Archuleta noted in each of the past three years average premium increases for the Federal Employees Health Benefits Plan have risen less than 4 percent. Last year, the average premium ticked up 3.7 percent.

“This is the first time in 20 years, we have seen such stability,” she told the audience of health insurance providers.

But even those limited premium hikes “come amidst difficult times for the federal workforce,” Archuleta said, citing the across-the-board sequestration cuts that resulted in unpaid furloughs for thousands of federal employees and a three-year pay freeze that ended earlier this year when federal employees received a slight 1 percent pay bump.

“In light of the continuing tight budget, we must do we all we can to control and lower health costs,” she said. “The more we can all do to drive health costs down, the better. We can keep the premium increases in check.”

OPM seeks value in prescription costs

The conference comes a week after OPM issued its annual call letter to FEHBP insurers, asking insurers to lay out their benefit and rate proposals for the coming year.
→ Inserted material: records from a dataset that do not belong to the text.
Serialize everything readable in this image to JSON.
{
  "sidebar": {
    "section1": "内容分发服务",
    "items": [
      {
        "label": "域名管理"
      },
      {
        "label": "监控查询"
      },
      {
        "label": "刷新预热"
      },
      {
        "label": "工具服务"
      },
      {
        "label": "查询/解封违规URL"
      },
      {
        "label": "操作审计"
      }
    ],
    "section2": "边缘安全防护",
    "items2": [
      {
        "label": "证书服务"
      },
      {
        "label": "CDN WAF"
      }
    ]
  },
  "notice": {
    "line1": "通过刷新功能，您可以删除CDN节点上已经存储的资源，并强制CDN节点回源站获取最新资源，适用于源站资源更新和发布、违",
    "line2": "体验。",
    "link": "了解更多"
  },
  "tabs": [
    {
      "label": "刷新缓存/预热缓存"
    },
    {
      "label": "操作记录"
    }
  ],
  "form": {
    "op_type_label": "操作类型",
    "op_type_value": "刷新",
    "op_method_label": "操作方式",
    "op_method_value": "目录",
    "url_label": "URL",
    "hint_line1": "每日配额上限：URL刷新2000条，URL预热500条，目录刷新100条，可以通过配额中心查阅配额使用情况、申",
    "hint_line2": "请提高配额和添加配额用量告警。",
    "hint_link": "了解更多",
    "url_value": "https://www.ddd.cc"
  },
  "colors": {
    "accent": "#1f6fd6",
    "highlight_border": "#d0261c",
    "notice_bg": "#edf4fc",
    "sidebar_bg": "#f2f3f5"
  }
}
At Thursday’s conference, Archuleta said the agency is pushing insurers to ensure federal-employee consumers receive quality and value for their premium dollars.
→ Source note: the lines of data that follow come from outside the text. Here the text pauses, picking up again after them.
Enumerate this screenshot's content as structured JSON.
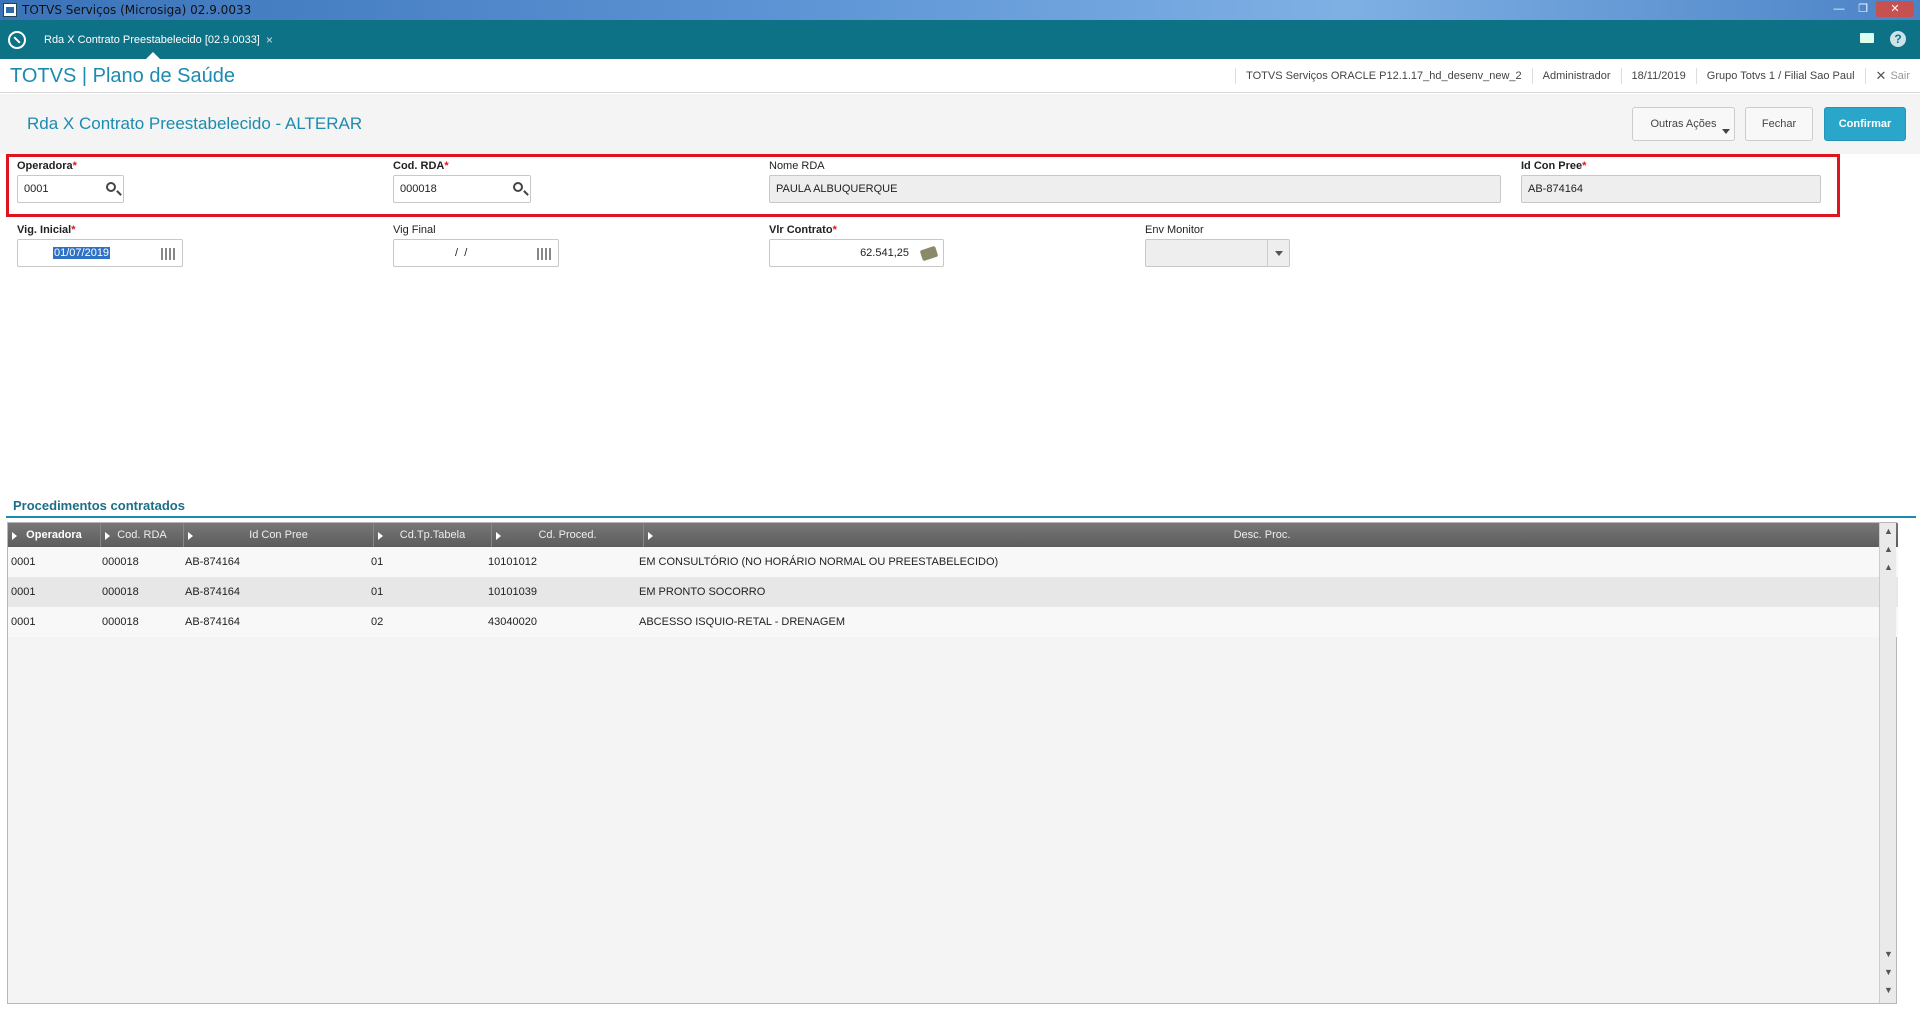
{
  "window": {
    "title": "TOTVS Serviços (Microsiga) 02.9.0033"
  },
  "tabbar": {
    "tab_label": "Rda X Contrato Preestabelecido [02.9.0033]",
    "tab_close": "×",
    "help": "?"
  },
  "header": {
    "brand": "TOTVS | Plano de Saúde",
    "environment": "TOTVS Serviços ORACLE P12.1.17_hd_desenv_new_2",
    "user": "Administrador",
    "date": "18/11/2019",
    "company": "Grupo Totvs 1 / Filial Sao Paul",
    "logout": "Sair"
  },
  "page": {
    "title": "Rda X Contrato Preestabelecido - ALTERAR",
    "buttons": {
      "other_actions": "Outras Ações",
      "close": "Fechar",
      "confirm": "Confirmar"
    }
  },
  "form": {
    "operadora": {
      "label": "Operadora",
      "value": "0001",
      "required": "*"
    },
    "cod_rda": {
      "label": "Cod. RDA",
      "value": "000018",
      "required": "*"
    },
    "nome_rda": {
      "label": "Nome RDA",
      "value": "PAULA ALBUQUERQUE"
    },
    "id_con_pree": {
      "label": "Id Con Pree",
      "value": "AB-874164",
      "required": "*"
    },
    "vig_inicial": {
      "label": "Vig. Inicial",
      "value": "01/07/2019",
      "required": "*"
    },
    "vig_final": {
      "label": "Vig Final",
      "value": " /  / "
    },
    "vlr_contrato": {
      "label": "Vlr Contrato",
      "value": "62.541,25",
      "required": "*"
    },
    "env_monitor": {
      "label": "Env Monitor",
      "value": ""
    }
  },
  "grid": {
    "title": "Procedimentos contratados",
    "columns": [
      "Operadora",
      "Cod. RDA",
      "Id Con Pree",
      "Cd.Tp.Tabela",
      "Cd. Proced.",
      "Desc. Proc."
    ],
    "rows": [
      [
        "0001",
        "000018",
        "AB-874164",
        "01",
        "10101012",
        "EM CONSULTÓRIO (NO HORÁRIO NORMAL OU PREESTABELECIDO)"
      ],
      [
        "0001",
        "000018",
        "AB-874164",
        "01",
        "10101039",
        "EM PRONTO SOCORRO"
      ],
      [
        "0001",
        "000018",
        "AB-874164",
        "02",
        "43040020",
        "ABCESSO ISQUIO-RETAL - DRENAGEM"
      ]
    ]
  },
  "colors": {
    "teal": "#0e7287",
    "brand_blue": "#1b8bb0",
    "confirm": "#2ba6cb",
    "highlight": "#e0141e"
  }
}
Also high on the list of OPM health care priorities is better managing prescription drugs and promoting employee wellness programs.
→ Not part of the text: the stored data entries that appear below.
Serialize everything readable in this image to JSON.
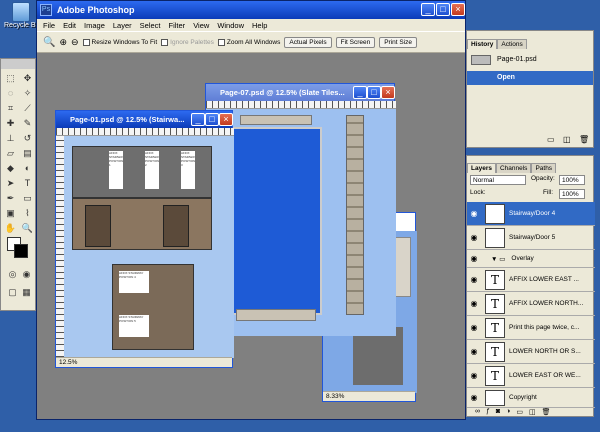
{
  "desktop": {
    "recycle_label": "Recycle Bin"
  },
  "app": {
    "title": "Adobe Photoshop",
    "menu": [
      "File",
      "Edit",
      "Image",
      "Layer",
      "Select",
      "Filter",
      "View",
      "Window",
      "Help"
    ],
    "options": {
      "resize_windows": "Resize Windows To Fit",
      "ignore_palettes": "Ignore Palettes",
      "zoom_all": "Zoom All Windows",
      "actual_pixels": "Actual Pixels",
      "fit_screen": "Fit Screen",
      "print_size": "Print Size"
    }
  },
  "docs": {
    "page07": {
      "title": "Page-07.psd @ 12.5% (Slate Tiles..."
    },
    "page01": {
      "title": "Page-01.psd @ 12.5% (Stairwa...",
      "zoom": "12.5%",
      "labels": [
        "AFFIX STAIRWAY POSITION 1",
        "AFFIX STAIRWAY POSITION 2",
        "AFFIX STAIRWAY POSITION 3",
        "AFFIX STAIRWAY POSITION 4",
        "AFFIX STAIRWAY POSITION 5"
      ]
    },
    "back": {
      "zoom": "8.33%"
    }
  },
  "history": {
    "tabs": [
      "History",
      "Actions"
    ],
    "snapshot": "Page-01.psd",
    "state": "Open"
  },
  "layers": {
    "tabs": [
      "Layers",
      "Channels",
      "Paths"
    ],
    "blend_mode": "Normal",
    "opacity_label": "Opacity:",
    "opacity": "100%",
    "lock_label": "Lock:",
    "fill_label": "Fill:",
    "fill": "100%",
    "rows": [
      {
        "name": "Stairway/Door 4",
        "kind": "image",
        "selected": true
      },
      {
        "name": "Stairway/Door 5",
        "kind": "image",
        "selected": false
      },
      {
        "name": "Overlay",
        "kind": "folder",
        "selected": false
      },
      {
        "name": "AFFIX LOWER EAST ...",
        "kind": "text",
        "selected": false
      },
      {
        "name": "AFFIX LOWER NORTH...",
        "kind": "text",
        "selected": false
      },
      {
        "name": "Print this page twice, c...",
        "kind": "text",
        "selected": false
      },
      {
        "name": "LOWER NORTH OR S...",
        "kind": "text",
        "selected": false
      },
      {
        "name": "LOWER EAST OR WE...",
        "kind": "text",
        "selected": false
      },
      {
        "name": "Copyright",
        "kind": "image",
        "selected": false
      }
    ]
  }
}
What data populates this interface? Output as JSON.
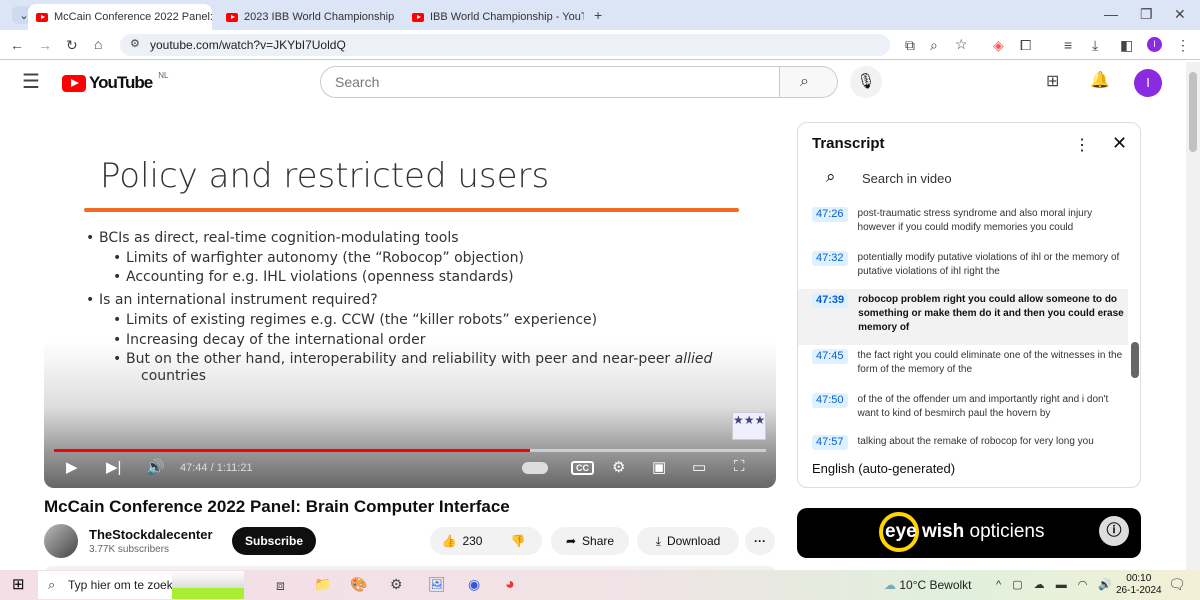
{
  "browser": {
    "tabs": [
      {
        "title": "McCain Conference 2022 Panel:"
      },
      {
        "title": "2023 IBB World Championship |"
      },
      {
        "title": "IBB World Championship - YouT"
      }
    ],
    "url": "youtube.com/watch?v=JKYbI7UoldQ"
  },
  "youtube": {
    "logo": "YouTube",
    "region": "NL",
    "search_placeholder": "Search",
    "avatar_letter": "I"
  },
  "video": {
    "slide_title": "Policy and restricted users",
    "bullets": [
      {
        "level": 1,
        "text": "BCIs as direct, real-time cognition-modulating tools"
      },
      {
        "level": 2,
        "text": "Limits of warfighter autonomy (the “Robocop” objection)"
      },
      {
        "level": 2,
        "text": "Accounting for e.g. IHL violations (openness standards)"
      },
      {
        "level": 1,
        "text": "Is an international instrument required?"
      },
      {
        "level": 2,
        "text": "Limits of existing regimes e.g. CCW (the “killer robots” experience)"
      },
      {
        "level": 2,
        "text": "Increasing decay of the international order"
      },
      {
        "level": 2,
        "text": "But on the other hand, interoperability and reliability with peer and near-peer allied"
      },
      {
        "level": 3,
        "text": "countries"
      }
    ],
    "time": "47:44 / 1:11:21",
    "progress": 0.669,
    "cc_label": "CC"
  },
  "title": "McCain Conference 2022 Panel: Brain Computer Interface",
  "channel": {
    "name": "TheStockdalecenter",
    "subscribers": "3.77K subscribers",
    "subscribe_label": "Subscribe"
  },
  "actions": {
    "likes": "230",
    "share": "Share",
    "download": "Download",
    "more": "···"
  },
  "transcript": {
    "title": "Transcript",
    "search_placeholder": "Search in video",
    "language": "English (auto-generated)",
    "segments": [
      {
        "time": "47:26",
        "text": "post-traumatic stress syndrome and also moral injury however if you could modify memories you could"
      },
      {
        "time": "47:32",
        "text": "potentially modify putative violations of ihl or the memory of putative violations of ihl right the"
      },
      {
        "time": "47:39",
        "text": "robocop problem right you could allow someone to do something or make them do it and then you could erase memory of",
        "active": true
      },
      {
        "time": "47:45",
        "text": "the fact right you could eliminate one of the witnesses in the form of the memory of the"
      },
      {
        "time": "47:50",
        "text": "of the of the offender um and importantly right and i don't want to kind of besmirch paul the hovern by"
      },
      {
        "time": "47:57",
        "text": "talking about the remake of robocop for very long you"
      }
    ]
  },
  "ad": {
    "brand": "eye",
    "brand2": "wish",
    "brand3": "opticiens"
  },
  "taskbar": {
    "search_placeholder": "Typ hier om te zoeken",
    "weather": "10°C  Bewolkt",
    "time": "00:10",
    "date": "26-1-2024"
  }
}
As it stands now, prescription drug costs represent 25 percent of total FEHPB spending.

OPM has directed insurers to roll out drug-cost calculators to allow both current and prospective enrollees to compare prescription drug prices by plan. The plans need to launch the calculators by 2016, according to the call letter.

“We need to continue to focus on the ways to make prescription drugs as affordable as possible while ensuing FEHB members are getting access to safe, high-quality medication,” Archuleta said.

Too few employees participate in wellness programs, OPM says

Over the past few years, OPM has also been encouraging FEHBP insurers to beef up the wellness programs they offer.

“But frankly, our employees are not participating in these programs in the numbers that they should,” Archuleta said.

She said insurance companies and OPM will brainstorm on ways to increase the number of enrollees who take advantage of the programs.

“In the coming year, I urge you to look at your programs and to work with us to come up with the incentives, the processes, and the innovations that will encourage our employees to take advantage of your programs,” she said. “We will collaborate with you to get the word out to the federal workforce that wellness programs work.”

FEHBP insurers are required to offer “health risk assessments” and should strive to screen enrollees at least once every three years, according to the 2014 call letter. Plans are authorized to offer up to $250 per enrollee as an incentive to join their insurance company’s wellness program. However, only $75 of that incentive can be in the form of cash payments. The remaining amount should be used to purchase health-related goods and services, according to the letter.

Self-plus-one coming in 2016

The federal benefits Open Season for 2015 will launch in November. But federal employees will have to wait even longer before they can sign up for the new self-plus-one enrollment option, recently authorized by Congress.

A benefits administration letter OPM sent to agencies March 24 states the new option, which will cover the enrollee plus one other family member, will be available starting in January 2016.

Currently, FEHBP enrollees can only choose between either single coverage or family coverage.

“This change will bring FEHBP into step with other larger employers, including state and local governments that offer three-tiered enrollment options,” Archuleta said in her speech Thursday.

In the benefits letter, OPM said agencies and payroll offices will have to ensure their systems will be able to process the self-plus-one enrollment option and have until September 2015 to test their systems.

Congress approved the self-plus-one option as part of the bipartisan budget deal reached late last year. The Obama administration had proposed the option as part of its fiscal 2014 budget blueprint.